Sustainable Purchasing Practices

In addition, Young implemented a policy of replacing old desktops with new EPEAT gold/ENERGY STAR computers.

Based in Portland, Ore., the Green Electronics Council created EPEAT or the Electronic Product Environmental Assessment Tool several years ago. It is a procurement tool designed to help buyers evaluate, compare and select computers and monitors.

EPEAT evaluates equipment using 51 criteria, 23 required criteria and 28 optional, that measure efficiency and sustainability. The criteria, in general, include ENERGY STAR energy efficiency measurements. EPEAT provides recommendations along a sliding scale in which a bronze EPEAT recommendation means the equipment meets all 23 required criteria. Silver EPEAT satisfies the 23 required criteria plus half of the optional criteria. The top rating, gold, indicates that the equipment meets the 23 requirements and 75 percent of the optional criteria.

Cost Cutting
At Judson ISD, the combination of green, energy-efficient physical computers with virtual computers that need much less energy than physical computers slashed energy use by the computers by a whopping 73 percent.

Another way of looking at the savings is the cost to run each computer for a year. “The old PCs that we replaced cost $26 each per year to operate,” says Young. “Green computers running virtual computers cut the average annual per computer cost to about $6.50.”

There’s more: virtual computers don’t give off heat. As a result, the cost of cooling computers with air-conditioning fell by 70 percent.
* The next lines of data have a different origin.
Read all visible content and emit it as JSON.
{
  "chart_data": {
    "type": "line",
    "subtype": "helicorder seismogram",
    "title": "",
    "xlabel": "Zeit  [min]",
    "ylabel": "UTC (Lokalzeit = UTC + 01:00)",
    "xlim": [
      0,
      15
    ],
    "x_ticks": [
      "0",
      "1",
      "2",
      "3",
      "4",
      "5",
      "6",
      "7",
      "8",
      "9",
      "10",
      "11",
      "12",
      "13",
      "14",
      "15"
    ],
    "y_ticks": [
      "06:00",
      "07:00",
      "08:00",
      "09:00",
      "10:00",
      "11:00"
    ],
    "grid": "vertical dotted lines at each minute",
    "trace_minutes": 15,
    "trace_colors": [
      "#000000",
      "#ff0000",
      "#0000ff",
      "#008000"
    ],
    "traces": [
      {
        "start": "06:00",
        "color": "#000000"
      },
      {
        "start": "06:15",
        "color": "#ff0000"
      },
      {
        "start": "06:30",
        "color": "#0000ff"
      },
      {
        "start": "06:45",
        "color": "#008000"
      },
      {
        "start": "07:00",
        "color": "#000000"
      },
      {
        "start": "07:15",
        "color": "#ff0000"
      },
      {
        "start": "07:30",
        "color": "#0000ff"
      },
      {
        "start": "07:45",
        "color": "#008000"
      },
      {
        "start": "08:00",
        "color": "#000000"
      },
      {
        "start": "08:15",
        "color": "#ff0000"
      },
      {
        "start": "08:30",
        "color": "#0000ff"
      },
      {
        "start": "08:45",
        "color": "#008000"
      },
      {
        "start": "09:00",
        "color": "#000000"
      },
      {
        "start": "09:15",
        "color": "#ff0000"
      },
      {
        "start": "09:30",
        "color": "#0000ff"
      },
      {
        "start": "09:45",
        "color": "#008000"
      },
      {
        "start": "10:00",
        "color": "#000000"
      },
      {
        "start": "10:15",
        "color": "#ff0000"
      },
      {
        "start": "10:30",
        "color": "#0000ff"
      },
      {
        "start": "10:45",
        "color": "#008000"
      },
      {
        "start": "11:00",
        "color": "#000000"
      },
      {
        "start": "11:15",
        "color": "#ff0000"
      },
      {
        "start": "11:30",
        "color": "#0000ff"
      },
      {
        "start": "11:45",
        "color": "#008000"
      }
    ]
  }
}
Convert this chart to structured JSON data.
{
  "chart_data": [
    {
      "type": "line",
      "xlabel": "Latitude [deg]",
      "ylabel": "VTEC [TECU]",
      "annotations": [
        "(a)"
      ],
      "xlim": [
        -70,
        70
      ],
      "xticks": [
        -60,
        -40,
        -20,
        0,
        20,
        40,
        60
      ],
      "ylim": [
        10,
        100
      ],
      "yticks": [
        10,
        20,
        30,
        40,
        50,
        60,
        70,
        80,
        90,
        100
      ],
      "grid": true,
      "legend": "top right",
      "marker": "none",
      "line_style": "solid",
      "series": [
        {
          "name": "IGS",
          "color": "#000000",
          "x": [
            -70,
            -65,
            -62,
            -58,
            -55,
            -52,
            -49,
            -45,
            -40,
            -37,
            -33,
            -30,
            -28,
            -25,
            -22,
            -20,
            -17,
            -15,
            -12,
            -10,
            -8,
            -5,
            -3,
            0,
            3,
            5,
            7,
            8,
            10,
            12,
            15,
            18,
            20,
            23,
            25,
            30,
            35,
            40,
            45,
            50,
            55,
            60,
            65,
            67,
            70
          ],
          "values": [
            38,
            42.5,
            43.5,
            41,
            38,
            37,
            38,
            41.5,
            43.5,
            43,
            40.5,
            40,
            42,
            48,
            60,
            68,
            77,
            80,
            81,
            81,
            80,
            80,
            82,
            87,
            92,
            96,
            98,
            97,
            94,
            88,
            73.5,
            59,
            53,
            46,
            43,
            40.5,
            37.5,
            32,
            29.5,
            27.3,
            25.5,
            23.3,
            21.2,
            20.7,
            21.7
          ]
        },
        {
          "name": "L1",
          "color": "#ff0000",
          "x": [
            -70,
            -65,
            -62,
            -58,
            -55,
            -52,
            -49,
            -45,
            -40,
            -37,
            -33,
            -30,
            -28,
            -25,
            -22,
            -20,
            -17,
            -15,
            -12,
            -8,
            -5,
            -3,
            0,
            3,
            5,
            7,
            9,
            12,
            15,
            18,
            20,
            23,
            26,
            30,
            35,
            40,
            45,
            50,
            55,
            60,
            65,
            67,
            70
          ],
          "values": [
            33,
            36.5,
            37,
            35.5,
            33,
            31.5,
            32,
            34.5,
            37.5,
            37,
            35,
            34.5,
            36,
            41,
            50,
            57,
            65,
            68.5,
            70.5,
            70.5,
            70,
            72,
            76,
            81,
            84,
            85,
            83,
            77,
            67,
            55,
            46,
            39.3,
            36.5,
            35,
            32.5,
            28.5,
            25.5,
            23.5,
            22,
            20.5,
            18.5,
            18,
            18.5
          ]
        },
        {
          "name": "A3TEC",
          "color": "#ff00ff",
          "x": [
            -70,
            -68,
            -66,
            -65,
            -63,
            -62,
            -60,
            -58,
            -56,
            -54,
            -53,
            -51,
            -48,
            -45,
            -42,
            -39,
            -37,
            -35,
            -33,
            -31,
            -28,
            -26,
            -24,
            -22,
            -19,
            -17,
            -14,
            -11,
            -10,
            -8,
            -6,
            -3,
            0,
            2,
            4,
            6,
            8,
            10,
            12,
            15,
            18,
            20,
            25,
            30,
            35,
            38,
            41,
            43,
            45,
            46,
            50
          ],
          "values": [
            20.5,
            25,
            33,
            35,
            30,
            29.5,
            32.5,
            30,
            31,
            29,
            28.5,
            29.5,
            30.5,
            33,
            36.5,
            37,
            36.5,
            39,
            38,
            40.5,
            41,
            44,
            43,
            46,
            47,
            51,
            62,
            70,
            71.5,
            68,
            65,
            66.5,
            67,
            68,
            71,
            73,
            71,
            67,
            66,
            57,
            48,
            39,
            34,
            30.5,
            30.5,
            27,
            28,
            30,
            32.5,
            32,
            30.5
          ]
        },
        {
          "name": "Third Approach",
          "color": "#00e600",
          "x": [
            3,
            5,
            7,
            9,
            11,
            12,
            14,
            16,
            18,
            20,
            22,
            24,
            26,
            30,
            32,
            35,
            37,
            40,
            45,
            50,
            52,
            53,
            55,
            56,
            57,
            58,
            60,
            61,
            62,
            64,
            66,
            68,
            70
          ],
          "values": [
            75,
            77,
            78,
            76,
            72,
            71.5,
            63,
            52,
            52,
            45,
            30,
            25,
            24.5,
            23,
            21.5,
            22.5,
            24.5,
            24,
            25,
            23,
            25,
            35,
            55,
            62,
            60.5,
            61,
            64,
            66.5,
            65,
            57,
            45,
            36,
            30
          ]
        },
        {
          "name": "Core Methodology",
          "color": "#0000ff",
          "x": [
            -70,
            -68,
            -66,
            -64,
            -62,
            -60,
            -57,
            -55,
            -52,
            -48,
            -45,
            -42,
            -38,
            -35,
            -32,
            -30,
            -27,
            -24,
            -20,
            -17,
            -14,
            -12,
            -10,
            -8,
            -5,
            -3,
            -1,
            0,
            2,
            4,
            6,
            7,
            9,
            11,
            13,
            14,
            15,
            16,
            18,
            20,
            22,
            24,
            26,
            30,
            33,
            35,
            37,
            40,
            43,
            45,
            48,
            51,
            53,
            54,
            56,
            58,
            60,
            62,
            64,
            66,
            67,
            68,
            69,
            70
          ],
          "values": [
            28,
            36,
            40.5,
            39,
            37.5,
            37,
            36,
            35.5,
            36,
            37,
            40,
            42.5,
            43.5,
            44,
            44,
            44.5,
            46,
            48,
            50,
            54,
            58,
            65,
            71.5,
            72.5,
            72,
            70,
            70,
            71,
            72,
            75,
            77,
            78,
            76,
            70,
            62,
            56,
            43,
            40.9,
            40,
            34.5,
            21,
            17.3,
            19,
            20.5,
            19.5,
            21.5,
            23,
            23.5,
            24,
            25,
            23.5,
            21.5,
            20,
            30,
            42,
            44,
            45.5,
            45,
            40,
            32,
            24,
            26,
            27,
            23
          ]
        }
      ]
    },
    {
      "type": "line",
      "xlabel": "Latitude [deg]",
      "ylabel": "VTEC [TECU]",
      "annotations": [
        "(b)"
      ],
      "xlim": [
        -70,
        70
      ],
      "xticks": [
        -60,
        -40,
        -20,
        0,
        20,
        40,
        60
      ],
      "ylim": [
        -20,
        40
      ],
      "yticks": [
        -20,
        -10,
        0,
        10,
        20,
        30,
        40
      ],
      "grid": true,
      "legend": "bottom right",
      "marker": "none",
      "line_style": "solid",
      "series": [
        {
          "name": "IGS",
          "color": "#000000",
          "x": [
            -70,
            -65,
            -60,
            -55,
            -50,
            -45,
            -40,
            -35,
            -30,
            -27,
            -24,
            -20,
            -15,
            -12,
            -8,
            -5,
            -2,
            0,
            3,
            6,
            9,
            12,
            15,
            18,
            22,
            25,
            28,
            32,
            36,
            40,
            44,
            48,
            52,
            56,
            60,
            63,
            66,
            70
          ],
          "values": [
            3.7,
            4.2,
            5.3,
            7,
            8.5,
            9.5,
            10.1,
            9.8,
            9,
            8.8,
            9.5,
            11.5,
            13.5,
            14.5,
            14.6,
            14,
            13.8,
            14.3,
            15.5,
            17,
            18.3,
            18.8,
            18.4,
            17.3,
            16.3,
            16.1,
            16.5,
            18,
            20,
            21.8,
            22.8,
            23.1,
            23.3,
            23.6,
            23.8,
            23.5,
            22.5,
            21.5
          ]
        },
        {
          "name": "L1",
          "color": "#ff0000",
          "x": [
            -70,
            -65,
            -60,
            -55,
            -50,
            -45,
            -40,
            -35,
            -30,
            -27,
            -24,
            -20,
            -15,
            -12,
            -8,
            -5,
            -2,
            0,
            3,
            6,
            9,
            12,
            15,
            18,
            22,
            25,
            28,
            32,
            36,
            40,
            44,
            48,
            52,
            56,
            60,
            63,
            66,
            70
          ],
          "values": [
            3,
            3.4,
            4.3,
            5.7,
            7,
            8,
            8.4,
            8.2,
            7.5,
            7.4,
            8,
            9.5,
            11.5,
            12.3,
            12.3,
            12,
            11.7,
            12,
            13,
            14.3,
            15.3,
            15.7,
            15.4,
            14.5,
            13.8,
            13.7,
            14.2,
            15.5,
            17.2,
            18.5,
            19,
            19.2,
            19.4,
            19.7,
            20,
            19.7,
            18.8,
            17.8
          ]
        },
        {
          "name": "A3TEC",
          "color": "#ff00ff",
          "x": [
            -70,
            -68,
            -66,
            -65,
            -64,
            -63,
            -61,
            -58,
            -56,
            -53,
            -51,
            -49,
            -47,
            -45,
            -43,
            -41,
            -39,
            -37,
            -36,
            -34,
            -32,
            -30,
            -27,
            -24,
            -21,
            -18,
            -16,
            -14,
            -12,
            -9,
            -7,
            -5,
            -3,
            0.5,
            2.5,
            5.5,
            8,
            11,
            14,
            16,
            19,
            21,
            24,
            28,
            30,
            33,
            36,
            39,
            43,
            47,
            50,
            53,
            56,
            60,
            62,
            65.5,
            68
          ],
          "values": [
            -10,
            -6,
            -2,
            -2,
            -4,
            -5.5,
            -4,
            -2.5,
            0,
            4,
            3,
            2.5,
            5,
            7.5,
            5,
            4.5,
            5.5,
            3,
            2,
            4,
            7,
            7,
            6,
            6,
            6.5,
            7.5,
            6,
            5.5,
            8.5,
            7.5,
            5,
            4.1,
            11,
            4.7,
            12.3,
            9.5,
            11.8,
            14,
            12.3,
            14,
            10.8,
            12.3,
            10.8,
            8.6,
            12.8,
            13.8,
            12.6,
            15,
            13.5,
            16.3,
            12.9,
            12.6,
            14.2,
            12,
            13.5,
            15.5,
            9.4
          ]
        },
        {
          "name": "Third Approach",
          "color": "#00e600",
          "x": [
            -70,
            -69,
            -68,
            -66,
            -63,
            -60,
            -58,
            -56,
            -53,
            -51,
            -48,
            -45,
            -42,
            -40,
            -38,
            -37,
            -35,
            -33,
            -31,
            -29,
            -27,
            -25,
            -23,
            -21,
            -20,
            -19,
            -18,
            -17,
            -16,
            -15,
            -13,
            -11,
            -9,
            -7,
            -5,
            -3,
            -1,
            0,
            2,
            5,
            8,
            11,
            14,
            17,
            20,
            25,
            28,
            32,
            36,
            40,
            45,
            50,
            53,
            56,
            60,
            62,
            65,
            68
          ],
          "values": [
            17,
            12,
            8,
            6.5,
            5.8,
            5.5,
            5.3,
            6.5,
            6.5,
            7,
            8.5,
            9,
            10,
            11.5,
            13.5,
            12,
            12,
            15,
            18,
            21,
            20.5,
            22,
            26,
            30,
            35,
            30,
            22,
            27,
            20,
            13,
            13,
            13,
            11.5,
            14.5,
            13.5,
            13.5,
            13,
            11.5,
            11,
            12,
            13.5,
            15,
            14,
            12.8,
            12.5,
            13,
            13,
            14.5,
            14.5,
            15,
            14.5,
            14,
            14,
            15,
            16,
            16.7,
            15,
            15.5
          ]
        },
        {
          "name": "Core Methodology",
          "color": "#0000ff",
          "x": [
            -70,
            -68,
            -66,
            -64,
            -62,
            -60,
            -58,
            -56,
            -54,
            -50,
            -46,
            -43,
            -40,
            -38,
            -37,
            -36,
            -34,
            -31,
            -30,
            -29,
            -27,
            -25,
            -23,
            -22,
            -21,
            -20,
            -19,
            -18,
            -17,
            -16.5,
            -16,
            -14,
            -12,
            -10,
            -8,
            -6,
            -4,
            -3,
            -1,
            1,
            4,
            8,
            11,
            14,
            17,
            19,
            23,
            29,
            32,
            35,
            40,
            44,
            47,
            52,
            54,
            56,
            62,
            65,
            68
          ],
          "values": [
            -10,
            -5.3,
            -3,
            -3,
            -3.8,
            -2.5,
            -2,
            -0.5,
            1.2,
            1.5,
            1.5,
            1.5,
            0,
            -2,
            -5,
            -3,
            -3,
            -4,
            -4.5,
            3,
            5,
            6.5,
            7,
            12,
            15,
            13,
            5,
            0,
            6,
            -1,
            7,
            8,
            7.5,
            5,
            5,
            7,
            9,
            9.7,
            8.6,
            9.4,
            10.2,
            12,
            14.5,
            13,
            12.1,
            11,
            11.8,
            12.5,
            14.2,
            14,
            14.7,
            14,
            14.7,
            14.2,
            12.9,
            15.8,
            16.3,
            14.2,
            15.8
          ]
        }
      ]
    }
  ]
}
As if that weren’t enough, Young continued looking for energy-saving angles. “One of the other techniques that we found was automated shut down,” he says. “We automatically shut off all the computers at a certain time every day. Over the past four years, that alone has saved us a total of $50,000 in energy costs.”

Disposing of E-waste
The Environmental Protection Agency (EPA) says that Americans disposed of 2 million tons of electronic gear, including computers and monitors, in 2005. Only a fraction of that tonnage was recycled.

Old electronics equipment should be recycled. Trouble is, it contains toxic elements, such as lead, nickel, cadmium and mercury, which endanger human health as well as the environment.

While the EPA does allow electronics equipment disposal in landfills, it recommends recycling. In addition to toxic elements, electronics equipment contains precious metals, copper and plastic that could be recycled, thus saving energy that would have been used in manufacturing new materials.

Young at Judson ISD recently contracted with an electronics recycling to dispose properly of obsolete equipment.

Young advises school district IT directors interested in greening up their departments to set a strategy that focuses on the green basics: energy efficient operations, purchasing EPEAT-certified equipment and qualified recycling.

The reason is that it is easy to focus on saving energy, while ignoring the other two basics. While the financial savings for the district will come from cutting energy use, purchasing practices and recycling provide benefits to the environment almost as great as the savings in fossil fuels achieved with energy efficiency.

After all, looking for EPEAT certifications and qualified electronics recyclers is quick and easy. But the benefits to the environment will be powerful and long lasting.